Живой труп

Виктор Ахманов 3
               
 Шел 2017 год.  Июньская  непогода заперла меня  под Казанью, в домике, из окна которого был хорошо виден «золотой» купол церкви Николая Святителя  и  «обезглавленная»  большевиками  колокольня.  День за днем лил дождь, и  от непрерывного его стука  по металлической черепице пухла  моя голова. Утро отмечалось перезвоном колоколов, на который неизменно откликалась протяжным воем соседская собака породы Хаски.  Около десяти  часов на улице появлялся   сосед  Михаил,   мужчина лет пятидесяти от роду и приличной еще наружности, озабоченный необходимостью раздобыть  денег на стограммовый стаканчик водки.  Я знал, что его  семья переселилась   в  тупиковый переулок  полтора года назад, благодаря активному содействию риэлторов, наобещавших стандартный пакет для загородной жизни: удобные подъездные пути, парковку, отдых на воде, ягоды-грибы и чистый воздух. Раскисшую по весне  дорогу пришлось засыпать несколько раз битым кирпичом и щебнем  за свой счет. С  парковкой и вовсе вышло недоразумение: когда сделали повторное межевание, выяснилось, что большая часть земли под предполагаемую стоянку принадлежит соседям.   Вообще, «семнадцатый» год  для  Михаила складывался  трудно: он по пьяному делу потерял права, а его  разменявшая девятый десяток теща, ответственная за кухню,  умудрилась сломать у дома  руку. 
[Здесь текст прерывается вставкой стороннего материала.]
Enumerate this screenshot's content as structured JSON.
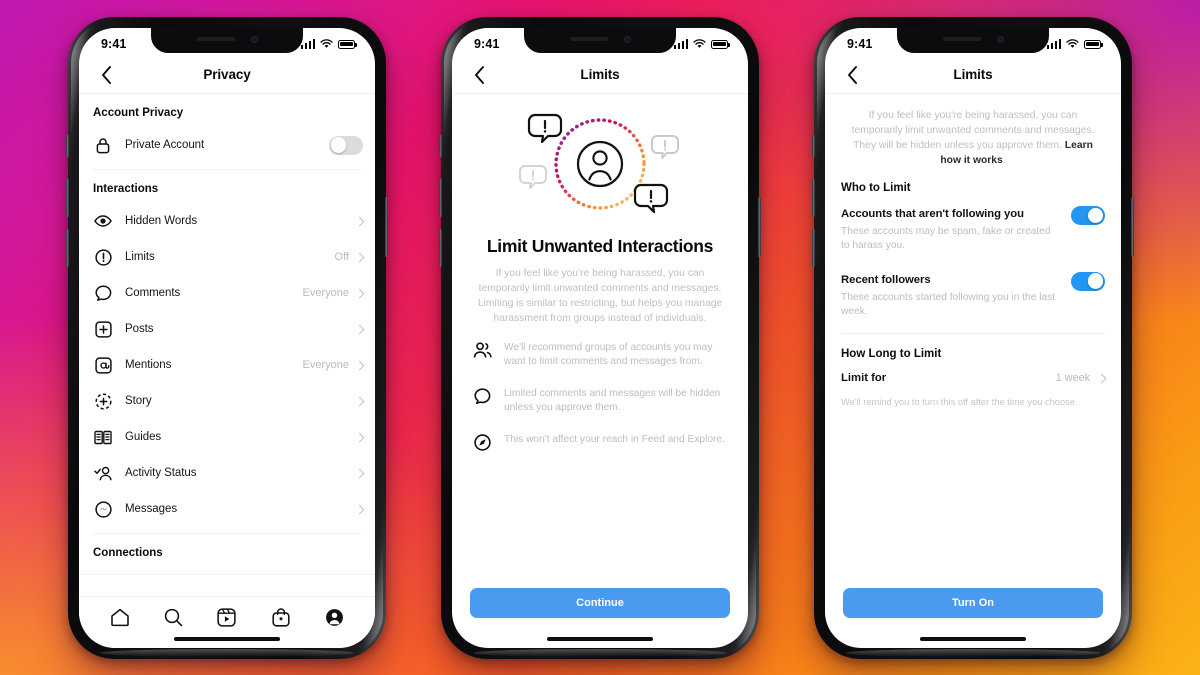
{
  "background": {
    "gradient_from": "#c018b0",
    "gradient_mid": "#ea1a63",
    "gradient_to": "#fbb315"
  },
  "accent": {
    "blue": "#4a9bef",
    "toggle_on": "#2196f3",
    "toggle_off": "#dcdcde"
  },
  "status_bar": {
    "time": "9:41",
    "signal": "cellular-bars-icon",
    "wifi": "wifi-icon",
    "battery": "battery-full-icon"
  },
  "phone1": {
    "nav": {
      "back": "chevron-left-icon",
      "title": "Privacy"
    },
    "sections": [
      {
        "header": "Account Privacy",
        "rows": [
          {
            "icon": "lock-icon",
            "label": "Private Account",
            "value": "",
            "control": "toggle",
            "toggle_on": false
          }
        ]
      },
      {
        "header": "Interactions",
        "rows": [
          {
            "icon": "hidden-words-icon",
            "label": "Hidden Words",
            "value": "",
            "control": "chevron"
          },
          {
            "icon": "limits-icon",
            "label": "Limits",
            "value": "Off",
            "control": "chevron"
          },
          {
            "icon": "comment-icon",
            "label": "Comments",
            "value": "Everyone",
            "control": "chevron"
          },
          {
            "icon": "posts-icon",
            "label": "Posts",
            "value": "",
            "control": "chevron"
          },
          {
            "icon": "mentions-icon",
            "label": "Mentions",
            "value": "Everyone",
            "control": "chevron"
          },
          {
            "icon": "story-icon",
            "label": "Story",
            "value": "",
            "control": "chevron"
          },
          {
            "icon": "guides-icon",
            "label": "Guides",
            "value": "",
            "control": "chevron"
          },
          {
            "icon": "activity-status-icon",
            "label": "Activity Status",
            "value": "",
            "control": "chevron"
          },
          {
            "icon": "messages-icon",
            "label": "Messages",
            "value": "",
            "control": "chevron"
          }
        ]
      },
      {
        "header": "Connections",
        "rows": []
      }
    ],
    "tabbar": [
      "home-icon",
      "search-icon",
      "reels-icon",
      "shop-icon",
      "profile-icon"
    ]
  },
  "phone2": {
    "nav": {
      "back": "chevron-left-icon",
      "title": "Limits"
    },
    "illustration": "limit-unwanted-interactions-illustration",
    "title": "Limit Unwanted Interactions",
    "paragraph": "If you feel like you're being harassed, you can temporarily limit unwanted comments and messages. Limiting is similar to restricting, but helps you manage harassment from groups instead of individuals.",
    "bullets": [
      {
        "icon": "group-accounts-icon",
        "text": "We'll recommend groups of accounts you may want to limit comments and messages from."
      },
      {
        "icon": "comment-icon",
        "text": "Limited comments and messages will be hidden unless you approve them."
      },
      {
        "icon": "compass-explore-icon",
        "text": "This won't affect your reach in Feed and Explore."
      }
    ],
    "cta": "Continue"
  },
  "phone3": {
    "nav": {
      "back": "chevron-left-icon",
      "title": "Limits"
    },
    "paragraph_prefix": "If you feel like you're being harassed, you can temporarily limit unwanted comments and messages. They will be hidden unless you approve them. ",
    "paragraph_link": "Learn how it works",
    "paragraph_suffix": ".",
    "section_who": "Who to Limit",
    "options": [
      {
        "title": "Accounts that aren't following you",
        "subtitle": "These accounts may be spam, fake or created to harass you.",
        "toggle_on": true
      },
      {
        "title": "Recent followers",
        "subtitle": "These accounts started following you in the last week.",
        "toggle_on": true
      }
    ],
    "section_how_long": "How Long to Limit",
    "limit_for": {
      "label": "Limit for",
      "value": "1 week",
      "chevron": "chevron-right-icon"
    },
    "note": "We'll remind you to turn this off after the time you choose.",
    "cta": "Turn On"
  }
}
  В одно ненастное утро, проводив глазами в добрый путь его поджарую фигуру, я, отложив пожелтевший журнал «Юность» с «Непридуманным», вышел в огород и наткнулся на  «уснувшую» в сырой траве сойку. Я не верю в приметы, но обнаружив через пару дней у крыльца бездыханное тело щегла, упал духом.  А после того, как мне сунули в дверь поздравительный конверт с изображением Пасхального кулича и крашеных яиц, в который была вложена  квитанция и предупреждение об отключении электроэнергии (строители, гонявшие всю зиму, без особой надобности, тепловую пушку, израсходовали электроэнергии на 25 тысяч рублей), запас моего оптимизма опустился до нулевой отметки. В дом не был заведен газ, и,  учитывая местную специфику ведения подобных дел, голубого топлива на своем веку можно было и не дождаться вовсе. И все потому, что какое-то «ООО»,  газифицировав  свои новостройки,  «уронило» давление в трубе.  А там, как говорят, расшибись хоть в лепешку. Я хорошо усвоил показанный по местному каналу  сюжет, где для жителей другого села газ стал недосягаемой мечтой. Но в их случае какой-то расторопный частник провел трубу (а вторую трубу уже рядом не проложишь)  и установил свой тариф на подключение, сопоставимый разве что с министерскими пенсиями. ( Здесь не лишним было бы  сообщить, что я уже настроился обрести тихую пристань в какой-нибудь  избе с русской печкой.)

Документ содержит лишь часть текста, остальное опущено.